It was the highest rated talk show in American television history. She interviewed guests from Will Smith to Tom Cruise to Tina Turner on the regular. But this wasn't the main perk; that was something very different. While promoting her new HBO movie The Immortal Life of Henrietta Lacks, TV's most famous face stated that The Oprah Winfrey Show was like therapy for her.
“I had never gone to a therapist, ever," said Oprah. "But I had so many therapists sitting in the chair across from me that I just sort of took it in. The Oprah Winfrey Show was my greatest therapy.”
"It was the greatest teaching. It was the greatest classroom and it was my greatest therapy. I came out of it a better human being having listened to everybody’s stories and like, 'I don’t want to go down that road. I saw what happened to that lady. I heard what he said.'"
On one level, this seems a little surprising. Winfrey's popular image as an all-knowing figure has meant she has made cameos as herself in everything from 30 Rock to The Fresh Prince of Bel-Air to help characters sorely in need of some sage words of advice. She seems like the last person in the world who would need guidance.

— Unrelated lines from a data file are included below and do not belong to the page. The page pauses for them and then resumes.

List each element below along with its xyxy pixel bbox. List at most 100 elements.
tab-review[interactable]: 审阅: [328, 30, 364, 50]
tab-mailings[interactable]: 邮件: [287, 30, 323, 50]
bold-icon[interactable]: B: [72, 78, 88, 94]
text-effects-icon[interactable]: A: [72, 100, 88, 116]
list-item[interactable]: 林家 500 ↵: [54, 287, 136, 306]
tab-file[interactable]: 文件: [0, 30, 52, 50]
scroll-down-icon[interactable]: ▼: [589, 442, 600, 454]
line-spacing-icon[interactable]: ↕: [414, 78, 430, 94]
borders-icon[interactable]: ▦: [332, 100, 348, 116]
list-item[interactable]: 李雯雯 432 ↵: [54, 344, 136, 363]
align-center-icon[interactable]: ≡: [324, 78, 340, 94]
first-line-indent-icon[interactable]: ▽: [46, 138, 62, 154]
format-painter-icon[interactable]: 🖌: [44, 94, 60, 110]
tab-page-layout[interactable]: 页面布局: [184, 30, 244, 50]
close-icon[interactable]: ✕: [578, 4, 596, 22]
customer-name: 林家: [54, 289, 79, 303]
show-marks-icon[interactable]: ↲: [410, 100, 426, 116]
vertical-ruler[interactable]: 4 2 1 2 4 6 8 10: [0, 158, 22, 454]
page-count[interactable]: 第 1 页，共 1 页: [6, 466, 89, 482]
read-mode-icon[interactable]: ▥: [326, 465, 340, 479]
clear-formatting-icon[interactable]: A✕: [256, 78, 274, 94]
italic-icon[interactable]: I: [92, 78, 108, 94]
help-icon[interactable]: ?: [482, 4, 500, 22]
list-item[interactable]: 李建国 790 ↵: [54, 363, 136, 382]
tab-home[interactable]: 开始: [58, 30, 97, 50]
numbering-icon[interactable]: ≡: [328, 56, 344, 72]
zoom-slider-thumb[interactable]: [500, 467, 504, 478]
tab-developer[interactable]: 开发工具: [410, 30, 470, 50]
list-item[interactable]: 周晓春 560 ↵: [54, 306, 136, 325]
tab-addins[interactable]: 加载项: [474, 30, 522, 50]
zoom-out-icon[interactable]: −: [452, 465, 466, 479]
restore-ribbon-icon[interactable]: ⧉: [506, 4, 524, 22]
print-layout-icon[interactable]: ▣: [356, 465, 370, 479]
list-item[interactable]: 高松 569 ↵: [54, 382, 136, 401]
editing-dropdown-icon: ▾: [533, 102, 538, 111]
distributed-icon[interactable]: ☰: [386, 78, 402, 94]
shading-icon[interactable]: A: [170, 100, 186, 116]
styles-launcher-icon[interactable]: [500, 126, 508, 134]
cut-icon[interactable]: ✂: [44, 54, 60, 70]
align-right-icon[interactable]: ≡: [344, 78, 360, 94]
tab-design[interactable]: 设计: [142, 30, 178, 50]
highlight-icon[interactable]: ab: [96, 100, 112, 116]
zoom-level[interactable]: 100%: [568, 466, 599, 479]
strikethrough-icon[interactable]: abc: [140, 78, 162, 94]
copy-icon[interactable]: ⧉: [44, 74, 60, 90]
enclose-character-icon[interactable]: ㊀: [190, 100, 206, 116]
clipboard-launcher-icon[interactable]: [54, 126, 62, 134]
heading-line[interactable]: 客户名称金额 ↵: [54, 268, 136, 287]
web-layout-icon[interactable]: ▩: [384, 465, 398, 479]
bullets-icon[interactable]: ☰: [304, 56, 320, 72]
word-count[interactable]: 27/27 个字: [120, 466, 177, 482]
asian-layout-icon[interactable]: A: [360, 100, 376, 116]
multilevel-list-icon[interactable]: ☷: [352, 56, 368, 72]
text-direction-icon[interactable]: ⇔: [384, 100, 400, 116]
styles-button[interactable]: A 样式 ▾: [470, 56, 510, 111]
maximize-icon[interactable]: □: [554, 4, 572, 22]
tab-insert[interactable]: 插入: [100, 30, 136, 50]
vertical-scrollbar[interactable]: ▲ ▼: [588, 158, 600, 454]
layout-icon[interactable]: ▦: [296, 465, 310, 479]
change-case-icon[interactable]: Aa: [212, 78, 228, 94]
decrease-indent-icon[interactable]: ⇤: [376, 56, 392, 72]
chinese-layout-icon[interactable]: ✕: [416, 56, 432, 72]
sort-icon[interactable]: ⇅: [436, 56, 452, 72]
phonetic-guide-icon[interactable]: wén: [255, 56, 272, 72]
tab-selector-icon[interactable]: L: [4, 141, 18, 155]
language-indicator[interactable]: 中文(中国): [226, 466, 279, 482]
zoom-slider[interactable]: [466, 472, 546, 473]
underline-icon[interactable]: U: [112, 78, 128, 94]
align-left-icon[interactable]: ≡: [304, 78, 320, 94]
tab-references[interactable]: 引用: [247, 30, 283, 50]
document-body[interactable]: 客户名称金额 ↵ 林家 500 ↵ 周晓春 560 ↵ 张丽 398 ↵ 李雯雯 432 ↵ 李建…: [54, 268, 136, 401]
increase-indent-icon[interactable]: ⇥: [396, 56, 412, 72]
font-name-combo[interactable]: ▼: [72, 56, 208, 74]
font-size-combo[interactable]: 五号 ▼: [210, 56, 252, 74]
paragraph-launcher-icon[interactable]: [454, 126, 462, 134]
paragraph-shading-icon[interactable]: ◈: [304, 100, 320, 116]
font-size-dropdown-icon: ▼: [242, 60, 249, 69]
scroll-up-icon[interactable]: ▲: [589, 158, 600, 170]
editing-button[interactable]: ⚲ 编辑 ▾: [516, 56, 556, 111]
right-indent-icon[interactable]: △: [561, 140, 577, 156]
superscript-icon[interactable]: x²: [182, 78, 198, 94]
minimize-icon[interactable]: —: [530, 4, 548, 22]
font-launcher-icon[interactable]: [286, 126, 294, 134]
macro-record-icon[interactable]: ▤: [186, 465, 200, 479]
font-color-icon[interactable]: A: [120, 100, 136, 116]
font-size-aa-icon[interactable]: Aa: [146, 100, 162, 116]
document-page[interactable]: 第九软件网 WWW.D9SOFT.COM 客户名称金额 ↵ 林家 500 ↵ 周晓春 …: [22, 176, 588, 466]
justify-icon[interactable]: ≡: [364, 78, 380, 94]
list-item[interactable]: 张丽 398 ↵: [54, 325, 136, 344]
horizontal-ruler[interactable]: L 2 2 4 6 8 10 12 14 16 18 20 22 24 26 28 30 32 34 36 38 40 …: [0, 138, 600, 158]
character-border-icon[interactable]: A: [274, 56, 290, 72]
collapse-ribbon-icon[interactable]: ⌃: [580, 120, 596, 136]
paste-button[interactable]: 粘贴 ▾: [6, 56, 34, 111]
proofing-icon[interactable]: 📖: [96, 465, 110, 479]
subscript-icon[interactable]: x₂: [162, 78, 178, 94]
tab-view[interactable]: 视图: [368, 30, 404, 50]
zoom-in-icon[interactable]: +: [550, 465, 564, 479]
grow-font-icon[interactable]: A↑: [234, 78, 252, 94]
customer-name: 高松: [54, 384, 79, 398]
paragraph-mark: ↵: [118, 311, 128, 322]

However, this ignores the humble roots of the iconic talk show. Following Winfrey’s star turn as Sofia in The Color Purple, the talk show A.M. Chicago (of which Winfrey was the host) relaunched in September 1986 under the title The Oprah Winfrey Show.
The producers were desperate to secure Miami Vice star Don Johnson as the first guest for the premiere and tried to bribe him, with Oprah even sending him a pair of her own rhinestone sunglasses. When he declined to star, the makers of the show decided their focus wouldn’t be celebrities (though many would end up visiting the show, ironically) but real people. Thus the topic of the premiere show: “How to marry the Man or Woman of Your Choice.” Winfrey said of the decision in her final episode of the talk show:
"...we decided to do what we do best, and that is a show about and with everyday people. This show always allows people, hopefully, to understand the power they have to change their own lives. If there's one thread running through each show we do, it is the message that you are not alone."
Given all of this, doesn't the talk show queen's reveal that she has learned more from her guests than she could have in therapy seem consistent with the values of a show that was always about learning from one another? Even from the start, Oprah has always been consumed by the idea that we're so much stronger together than we are alone.